Yargıda alınan skandal kararlar açısından son örnek Hakkari vekilimiz Leyla Güven’le ilgilidir. Uzun süredir mesnetsiz ve soyut iddialarla hukuksuz bir biçimde rehin bulunan Leyla Güven’in tahliye edilmesi için avukatları tarafından 26 Haziran’da başvuru yapılmıştır.

29 Haziran günü saat 11.00 civarında mahkemesi Leyla Güven hakkında tahliye kararı vermiş, ancak cezaevine tahliye yazısı yazılmamıştır. Sabah saatlerinde verilen tahliye kararı uygulanmamış; mahkeme kararı dikkate alınmamış; hukuka ve yasaya aykırı biçimde Leyla Güven’in özgürlüğü elinden alınmış; keyfi biçimde savcılığın itirazının sonucu beklenmiştir.

Diyarbakır Başsavcılığı karara itiraz etmiştir; mahkeme, savcılığın sözlü olarak itiraz ettiğini belirtmiştir. Bir üst mahkeme de tahliye kararını kaldırarak, milletvekilimiz Leyla Güven’in tutukluluk halinin devamına karar vermiştir. Başsavcılık, tahliyeyi engellemiş ve kişiyi hürriyetinden yoksun bırakma suçunu işlemiştir.

İtiraz edilen mahkeme de, yine sözlü olarak tutukluluğun devamı kararı verildiğini belirtmiştir. Mahkeme heyeti başka duruşmalarda olmasına rağmen, 4 klasörlük dosyayı nasıl inceleyip de karar vermiştir? Bu tamamen belirsizdir.

Bir dosyanın bu kadar kısa sürede incelenme olasılığı yoktur, dolayısıyla heyet inceleme yapmaksızın ve iktidar talimatları neticesinde karar vermiştir. Dava dosyasına hakim olmayan bir mahkeme, Leyla Güven’in yargılandığı mahkemenin tahliye kararını ortadan kaldırmıştır.

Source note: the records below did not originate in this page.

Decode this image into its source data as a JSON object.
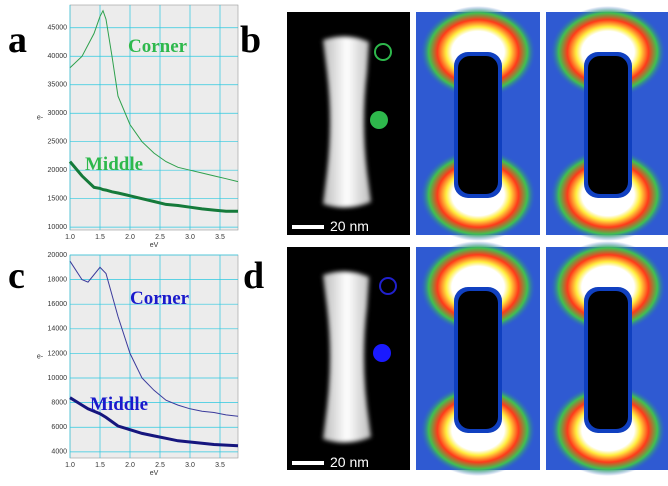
{
  "panel_labels": [
    "a",
    "b",
    "c",
    "d"
  ],
  "scale_bars": [
    "20 nm",
    "20 nm"
  ],
  "chart_data": [
    {
      "type": "line",
      "xlabel": "eV",
      "ylabel": "e-",
      "xlim": [
        1.0,
        3.8
      ],
      "ylim": [
        9500,
        49000
      ],
      "xticks": [
        {
          "value": 1,
          "label": "1.0"
        },
        {
          "value": 1.5,
          "label": "1.5"
        },
        {
          "value": 2,
          "label": "2.0"
        },
        {
          "value": 2.5,
          "label": "2.5"
        },
        {
          "value": 3,
          "label": "3.0"
        },
        {
          "value": 3.5,
          "label": "3.5"
        }
      ],
      "yticks": [
        10000,
        15000,
        20000,
        25000,
        30000,
        35000,
        40000,
        45000
      ],
      "grid": true,
      "x": [
        1.0,
        1.2,
        1.4,
        1.5,
        1.55,
        1.6,
        1.7,
        1.8,
        2.0,
        2.2,
        2.4,
        2.6,
        2.8,
        3.0,
        3.2,
        3.4,
        3.6,
        3.8
      ],
      "series": [
        {
          "name": "Corner",
          "color": "#2ea04c",
          "values": [
            38000,
            40000,
            44000,
            47000,
            48000,
            46500,
            40000,
            33000,
            28000,
            25000,
            23000,
            21500,
            20500,
            20000,
            19500,
            19000,
            18500,
            18000
          ]
        },
        {
          "name": "Middle",
          "color": "#157a3a",
          "values": [
            21500,
            19000,
            17000,
            16800,
            16600,
            16500,
            16200,
            16000,
            15500,
            15000,
            14500,
            14000,
            13800,
            13500,
            13200,
            13000,
            12800,
            12800
          ]
        }
      ]
    },
    {
      "type": "line",
      "xlabel": "eV",
      "ylabel": "e-",
      "xlim": [
        1.0,
        3.8
      ],
      "ylim": [
        3500,
        20000
      ],
      "xticks": [
        {
          "value": 1,
          "label": "1.0"
        },
        {
          "value": 1.5,
          "label": "1.5"
        },
        {
          "value": 2,
          "label": "2.0"
        },
        {
          "value": 2.5,
          "label": "2.5"
        },
        {
          "value": 3,
          "label": "3.0"
        },
        {
          "value": 3.5,
          "label": "3.5"
        }
      ],
      "yticks": [
        4000,
        6000,
        8000,
        10000,
        12000,
        14000,
        16000,
        18000,
        20000
      ],
      "grid": true,
      "x": [
        1.0,
        1.2,
        1.3,
        1.5,
        1.6,
        1.8,
        2.0,
        2.2,
        2.4,
        2.6,
        2.8,
        3.0,
        3.2,
        3.4,
        3.6,
        3.8
      ],
      "series": [
        {
          "name": "Corner",
          "color": "#3b3b9c",
          "values": [
            19500,
            18000,
            17800,
            19000,
            18500,
            15000,
            12000,
            10000,
            9000,
            8200,
            7800,
            7500,
            7300,
            7200,
            7000,
            6900
          ]
        },
        {
          "name": "Middle",
          "color": "#16167e",
          "values": [
            8400,
            7800,
            7500,
            7100,
            6800,
            6100,
            5800,
            5500,
            5300,
            5100,
            4900,
            4800,
            4700,
            4600,
            4550,
            4500
          ]
        }
      ]
    }
  ]
}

Bir kez daha belirtelim ki, yargı bu tür kararlar ile tamamen iktidara bağımlı ve taraflı durumunu teyit etmektedir. Leyla Güven’in hukuksuz ve keyfi biçimde rehin tutulması sürdürülmektedir.

24 Haziran seçimlerinde halkın oylarıyla milletvekili seçilen Leyla Güven, sandık iradesi daha fazla gasp edilmeden ve çiğnenmeden derhal serbest bırakılmalıdır.